Friday, May 12, 2006

(32) chronology: 1519

The codexes from Mexico were new to Europeans, but less mysterious than Egyptian hieroglyphics because there were people who could explain them, even though when Hernan Cortés first arrived on the mainland in 1519 translation was a two-step process. Malinche would translate Nahuatl into Maya, and Gerónimo de Aguilar would translate Maya to Spanish.
El Jardín de las Delicias/The Garden of Delights was painted about ten years later.
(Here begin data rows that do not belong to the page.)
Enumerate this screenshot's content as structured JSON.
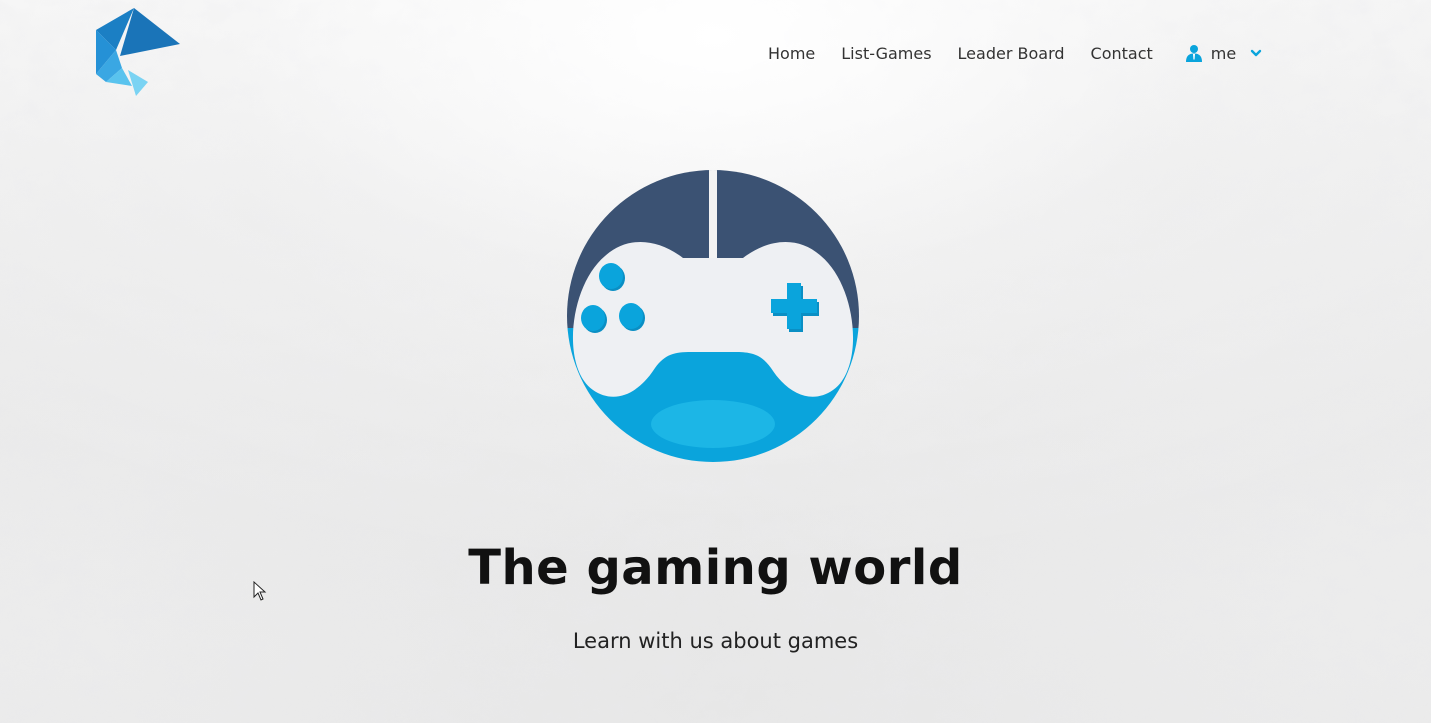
{
  "header": {
    "logo_icon": "brand-triangles-logo",
    "nav": [
      {
        "label": "Home"
      },
      {
        "label": "List-Games"
      },
      {
        "label": "Leader Board"
      },
      {
        "label": "Contact"
      }
    ],
    "user_menu": {
      "icon": "user-icon",
      "label": "me",
      "chevron_icon": "chevron-down-icon"
    }
  },
  "hero": {
    "logo_icon": "gamepad-globe-icon",
    "title": "The gaming world",
    "subtitle": "Learn with us about games"
  },
  "colors": {
    "accent_blue": "#0aa4dc",
    "dark_navy": "#3b5273",
    "logo_blue": "#1b7fc4",
    "logo_light": "#59c3ee"
  }
}
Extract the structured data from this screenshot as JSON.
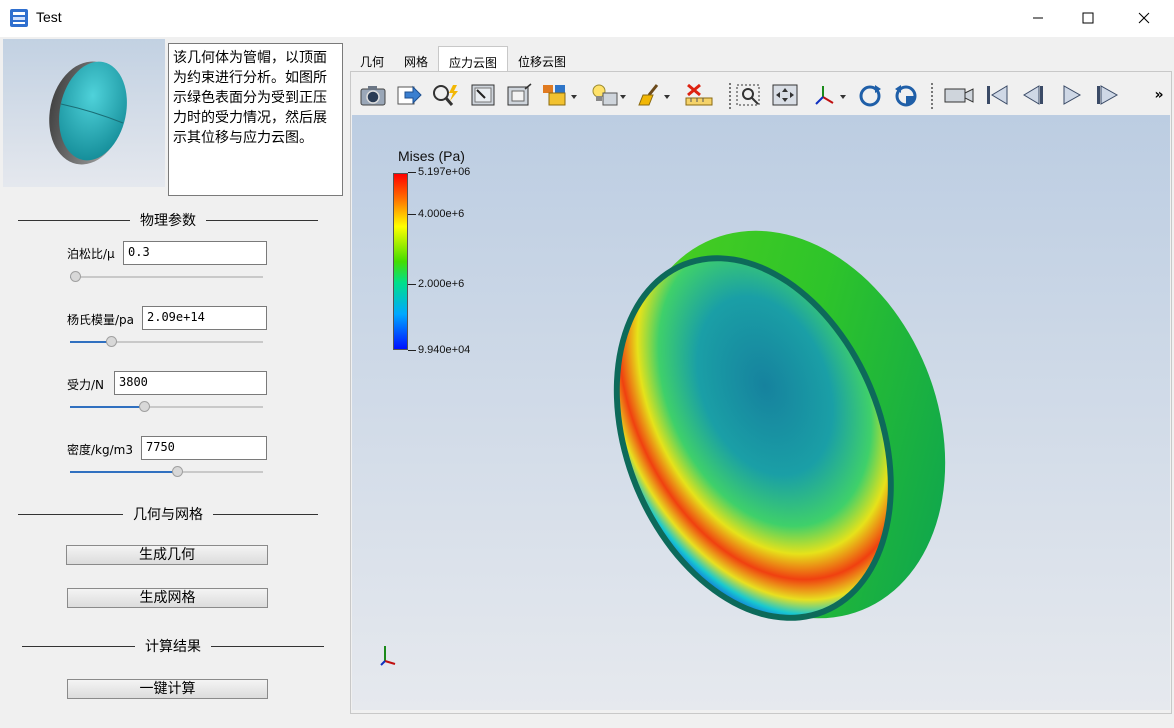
{
  "window": {
    "title": "Test"
  },
  "description": "该几何体为管帽，以顶面为约束进行分析。如图所示绿色表面分为受到正压力时的受力情况，然后展示其位移与应力云图。",
  "sections": {
    "physics": "物理参数",
    "geometry_mesh": "几何与网格",
    "results": "计算结果"
  },
  "params": [
    {
      "label": "泊松比/μ",
      "value": "0.3",
      "level": 0.0
    },
    {
      "label": "杨氏模量/pa",
      "value": "2.09e+14",
      "level": 0.2
    },
    {
      "label": "受力/N",
      "value": "3800",
      "level": 0.38
    },
    {
      "label": "密度/kg/m3",
      "value": "7750",
      "level": 0.56
    }
  ],
  "buttons": {
    "gen_geometry": "生成几何",
    "gen_mesh": "生成网格",
    "compute": "一键计算"
  },
  "tabs": [
    "几何",
    "网格",
    "应力云图",
    "位移云图"
  ],
  "active_tab": "应力云图",
  "toolbar": {
    "icons": [
      "camera-icon",
      "export-icon",
      "probe-icon",
      "select-box-icon",
      "view-frame-icon",
      "display-style-icon",
      "light-bulb-icon",
      "clear-brush-icon",
      "delete-ruler-icon",
      "zoom-box-icon",
      "fit-view-icon",
      "axes-orient-icon",
      "rotate-cw-icon",
      "rotate-ccw-icon",
      "record-video-icon",
      "first-frame-icon",
      "prev-frame-icon",
      "play-icon",
      "last-frame-icon"
    ],
    "overflow": "»"
  },
  "legend": {
    "title": "Mises (Pa)",
    "max": "5.197e+06",
    "t1": "4.000e+6",
    "t2": "2.000e+6",
    "min": "9.940e+04"
  },
  "colors": {
    "accent": "#3070c0",
    "bg": "#f0f0f0"
  }
}
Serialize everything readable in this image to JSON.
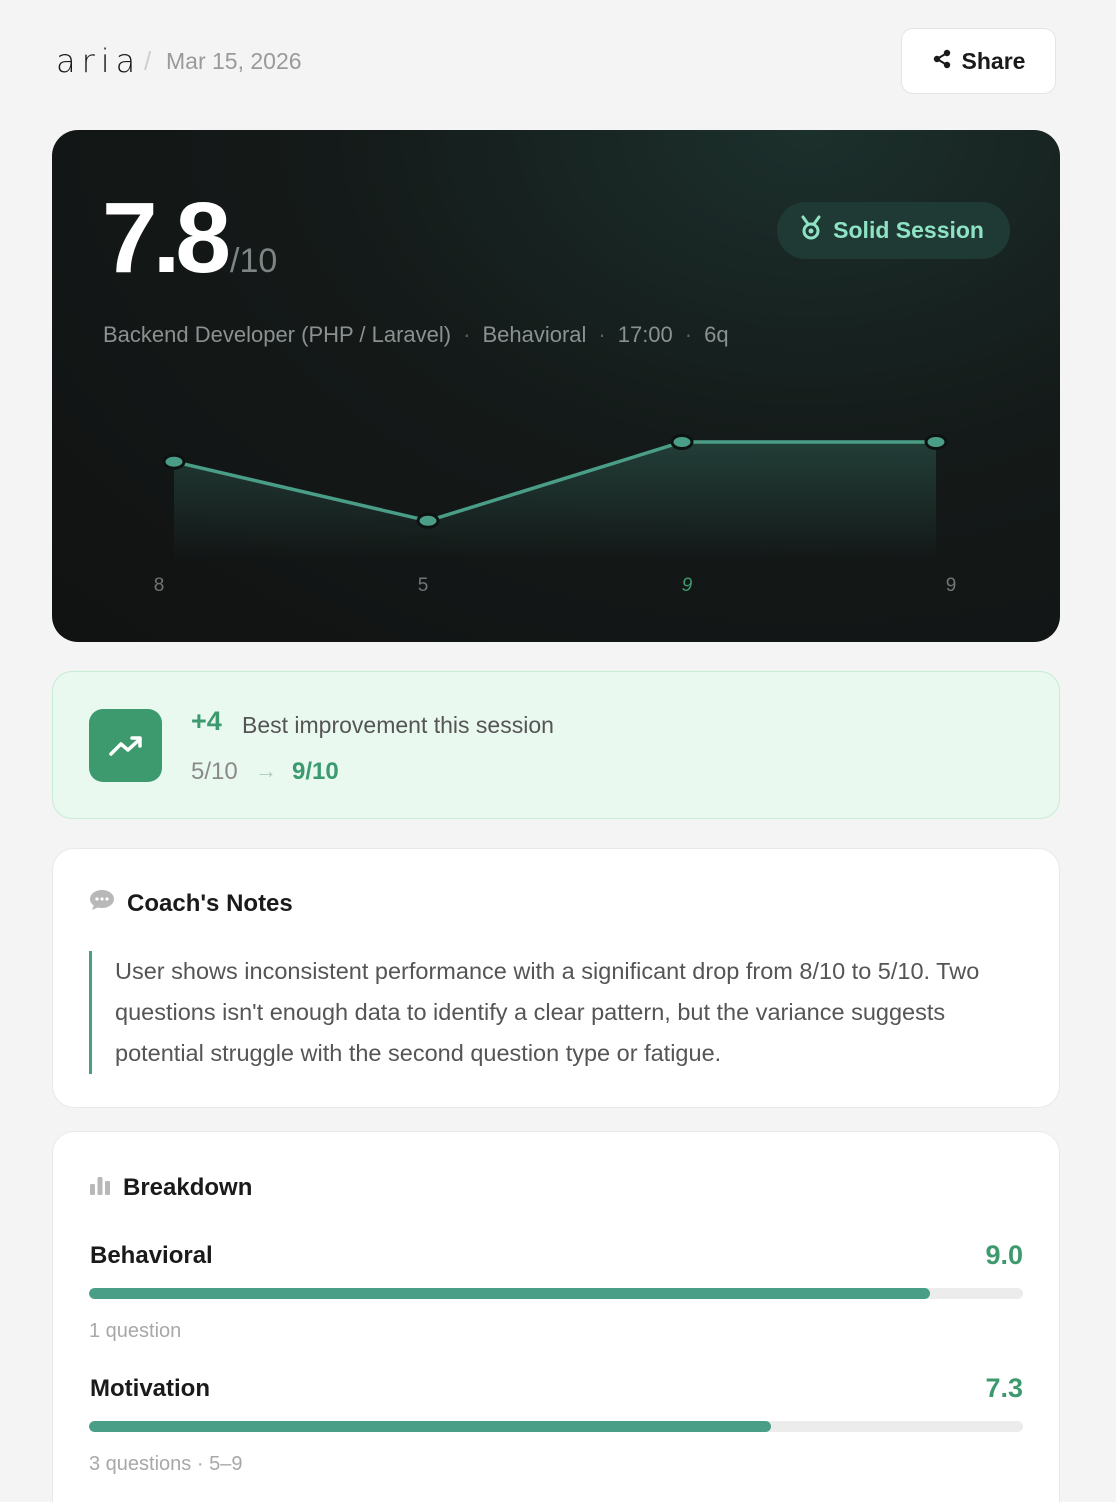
{
  "header": {
    "brand": "aria",
    "separator": "/",
    "date": "Mar 15, 2026",
    "share_label": "Share",
    "share_icon": "share-icon"
  },
  "hero": {
    "score": "7.8",
    "score_max": "/10",
    "badge_label": "Solid Session",
    "badge_icon": "medal-icon",
    "meta": {
      "role": "Backend Developer (PHP / Laravel)",
      "type": "Behavioral",
      "duration": "17:00",
      "questions": "6q",
      "separator": "·"
    },
    "colors": {
      "accent": "#4a9e87",
      "badge_text": "#8fe3c4",
      "highlight_label": "#3d9a6f"
    }
  },
  "chart_data": {
    "type": "line",
    "x": [
      "8",
      "5",
      "9",
      "9"
    ],
    "values": [
      8,
      5,
      9,
      9
    ],
    "highlight_index": 2,
    "ylim": [
      0,
      10
    ],
    "grid": false
  },
  "improvement": {
    "icon": "trending-up-icon",
    "delta": "+4",
    "label": "Best improvement this session",
    "from": "5/10",
    "arrow": "→",
    "to": "9/10"
  },
  "notes": {
    "icon": "speech-bubble-icon",
    "title": "Coach's Notes",
    "text": "User shows inconsistent performance with a significant drop from 8/10 to 5/10. Two questions isn't enough data to identify a clear pattern, but the variance suggests potential struggle with the second question type or fatigue."
  },
  "breakdown": {
    "icon": "bar-chart-icon",
    "title": "Breakdown",
    "rows": [
      {
        "name": "Behavioral",
        "score": "9.0",
        "score_value": 9.0,
        "sub": "1 question"
      },
      {
        "name": "Motivation",
        "score": "7.3",
        "score_value": 7.3,
        "sub": "3 questions · 5–9"
      }
    ]
  }
}
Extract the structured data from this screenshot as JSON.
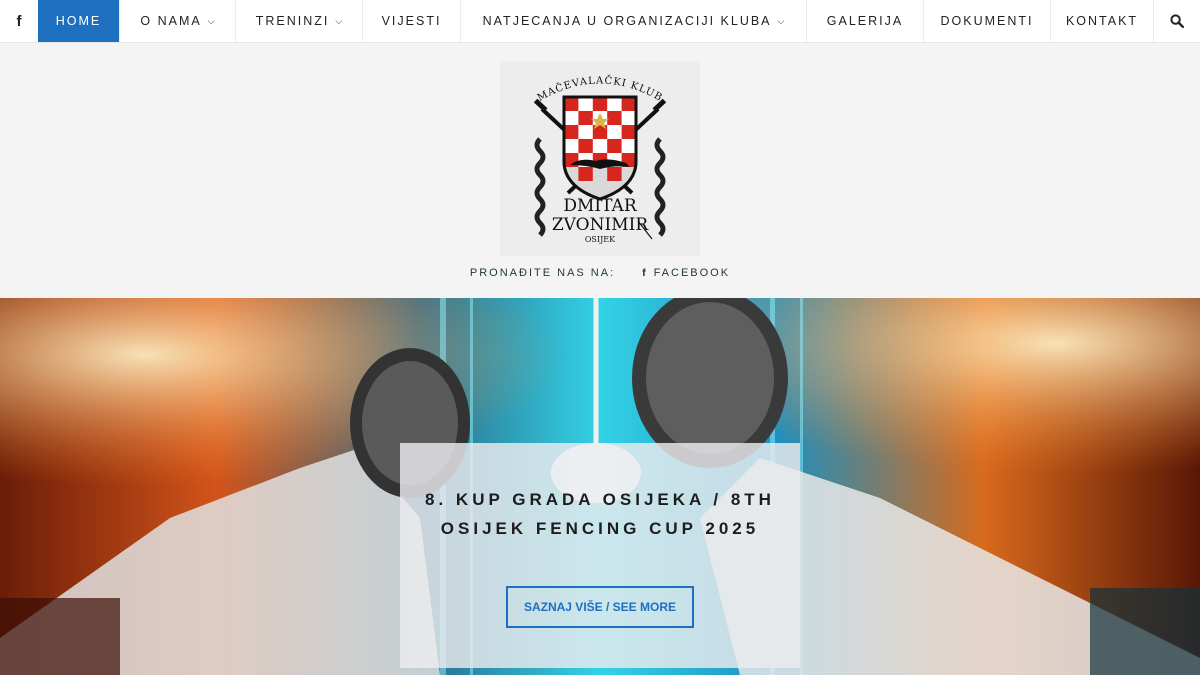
{
  "nav": {
    "facebook_glyph": "f",
    "items": [
      {
        "label": "HOME",
        "active": true,
        "dropdown": false
      },
      {
        "label": "O NAMA",
        "active": false,
        "dropdown": true
      },
      {
        "label": "TRENINZI",
        "active": false,
        "dropdown": true
      },
      {
        "label": "VIJESTI",
        "active": false,
        "dropdown": false
      },
      {
        "label": "NATJECANJA U ORGANIZACIJI KLUBA",
        "active": false,
        "dropdown": true
      },
      {
        "label": "GALERIJA",
        "active": false,
        "dropdown": false
      },
      {
        "label": "DOKUMENTI",
        "active": false,
        "dropdown": false
      },
      {
        "label": "KONTAKT",
        "active": false,
        "dropdown": false
      }
    ],
    "search_icon": "search-icon"
  },
  "logo": {
    "top_text": "MAČEVALAČKI KLUB",
    "line1": "DMITAR",
    "line2": "ZVONIMIR",
    "line3": "OSIJEK"
  },
  "social": {
    "label": "PRONAĐITE NAS NA:",
    "fb_glyph": "f",
    "facebook": "FACEBOOK"
  },
  "hero": {
    "title": "8. KUP GRADA OSIJEKA / 8TH OSIJEK FENCING CUP 2025",
    "button": "SAZNAJ VIŠE / SEE MORE"
  },
  "colors": {
    "accent": "#1f6fc0",
    "header_bg": "#f4f4f4",
    "checker_red": "#d7261e"
  }
}
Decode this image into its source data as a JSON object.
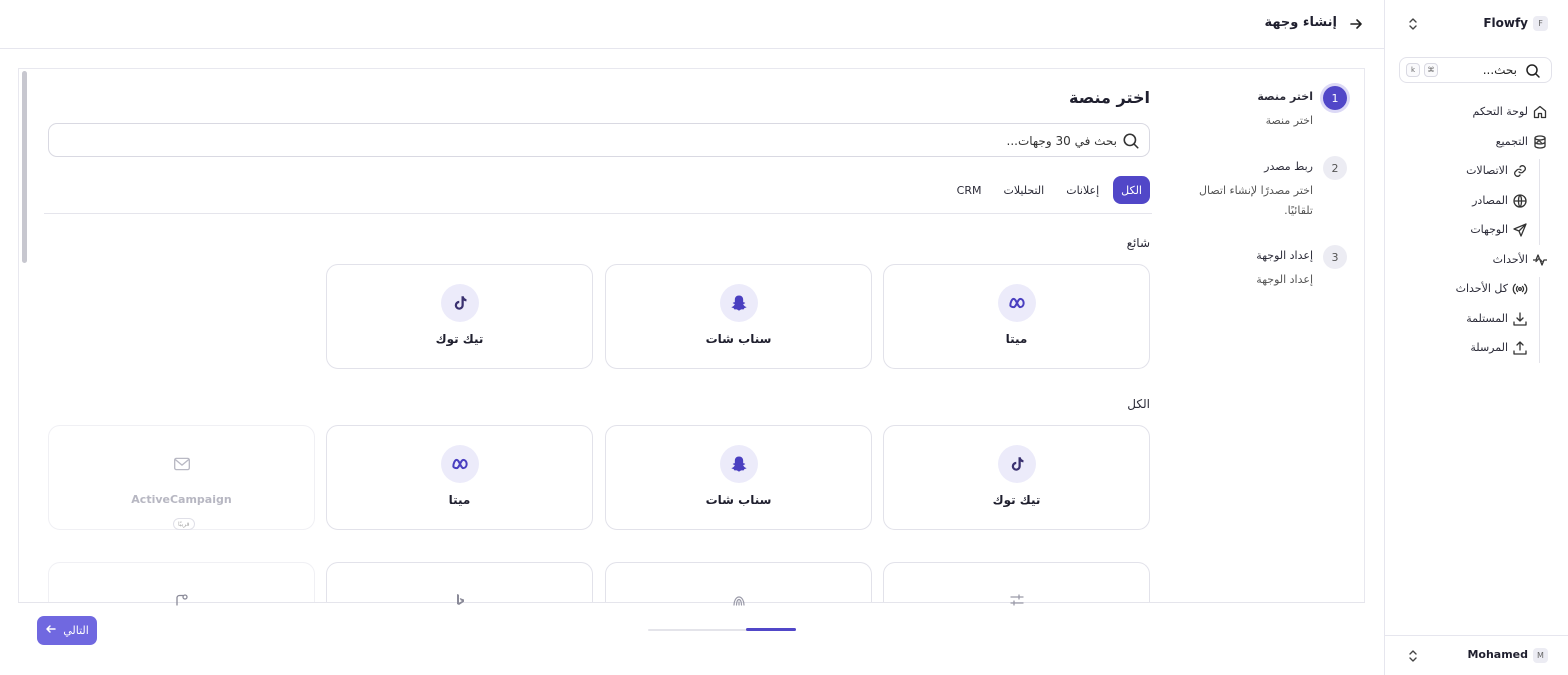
{
  "colors": {
    "accent": "#5147c8",
    "accent_soft": "#ecebfa",
    "next_button": "#7068e0"
  },
  "sidebar": {
    "workspace_name": "Flowfy",
    "workspace_badge": "F",
    "search_label": "بحث...",
    "shortcut_keys": [
      "⌘",
      "k"
    ],
    "items": [
      {
        "label": "لوحة التحكم",
        "icon": "home-icon"
      },
      {
        "label": "التجميع",
        "icon": "database-icon"
      },
      {
        "label": "الاتصالات",
        "icon": "link-icon"
      },
      {
        "label": "المصادر",
        "icon": "globe-icon"
      },
      {
        "label": "الوجهات",
        "icon": "send-icon"
      },
      {
        "label": "الأحداث",
        "icon": "activity-icon"
      },
      {
        "label": "كل الأحداث",
        "icon": "broadcast-icon"
      },
      {
        "label": "المستلمة",
        "icon": "download-icon"
      },
      {
        "label": "المرسلة",
        "icon": "upload-icon"
      }
    ],
    "user_name": "Mohamed",
    "user_badge": "M"
  },
  "header": {
    "title": "إنشاء وجهة"
  },
  "steps": [
    {
      "number": "1",
      "title": "اختر منصة",
      "description": "اختر منصة"
    },
    {
      "number": "2",
      "title": "ربط مصدر",
      "description": "اختر مصدرًا لإنشاء اتصال تلقائيًا."
    },
    {
      "number": "3",
      "title": "إعداد الوجهة",
      "description": "إعداد الوجهة"
    }
  ],
  "main": {
    "title": "اختر منصة",
    "search_placeholder": "بحث في 30 وجهات...",
    "tabs": [
      "الكل",
      "إعلانات",
      "التحليلات",
      "CRM"
    ],
    "popular_title": "شائع",
    "all_title": "الكل",
    "popular": [
      {
        "name": "ميتا",
        "icon": "meta-icon"
      },
      {
        "name": "سناب شات",
        "icon": "snapchat-icon"
      },
      {
        "name": "تيك توك",
        "icon": "tiktok-icon"
      }
    ],
    "all": [
      {
        "name": "تيك توك",
        "icon": "tiktok-icon"
      },
      {
        "name": "سناب شات",
        "icon": "snapchat-icon"
      },
      {
        "name": "ميتا",
        "icon": "meta-icon"
      },
      {
        "name": "ActiveCampaign",
        "icon": "mail-icon",
        "tag": "قريبًا"
      }
    ]
  },
  "footer": {
    "next_label": "التالي"
  }
}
It includes a chronology that covers Cortés's time in what is now Mexico from 1519 to 1528, and instead of copies of hieroglyphics it contains Hieronymus Bosch-like images that help to make it easy to remember how to read the hieroglyphics.
The first one, ce acatl (1-Reed, 1519) is semi-copied from a Mixtec version, and resembles a capital A. It is made to be easy for a humanist to remember since it illustrates a famous passage from Vitruvius about fresco paintings with people perched on reeds and stalks:
We now have fresco paintings of monstrosities, rather than truthful representations of definite things. For instance, reeds are put in the place of columns, fluted appendages with curly leaves and volutes, instead of pediments, candelabra supporting representations of shrines, and on top of their pediments numerous tender stalks and volutes growing up from the roots and having human figures senselessly seated upon them; sometimes stalks having only half-length figures, some with human heads, others with the heads of animals.

Charles V became Holy Roman Emperor in 1519, and a mermaid and merman represent the initials CV. An armada of mermen are carrying a fish that looks like a C, but it is not clear whether it stands for Carlos/Carolus or for Cortés.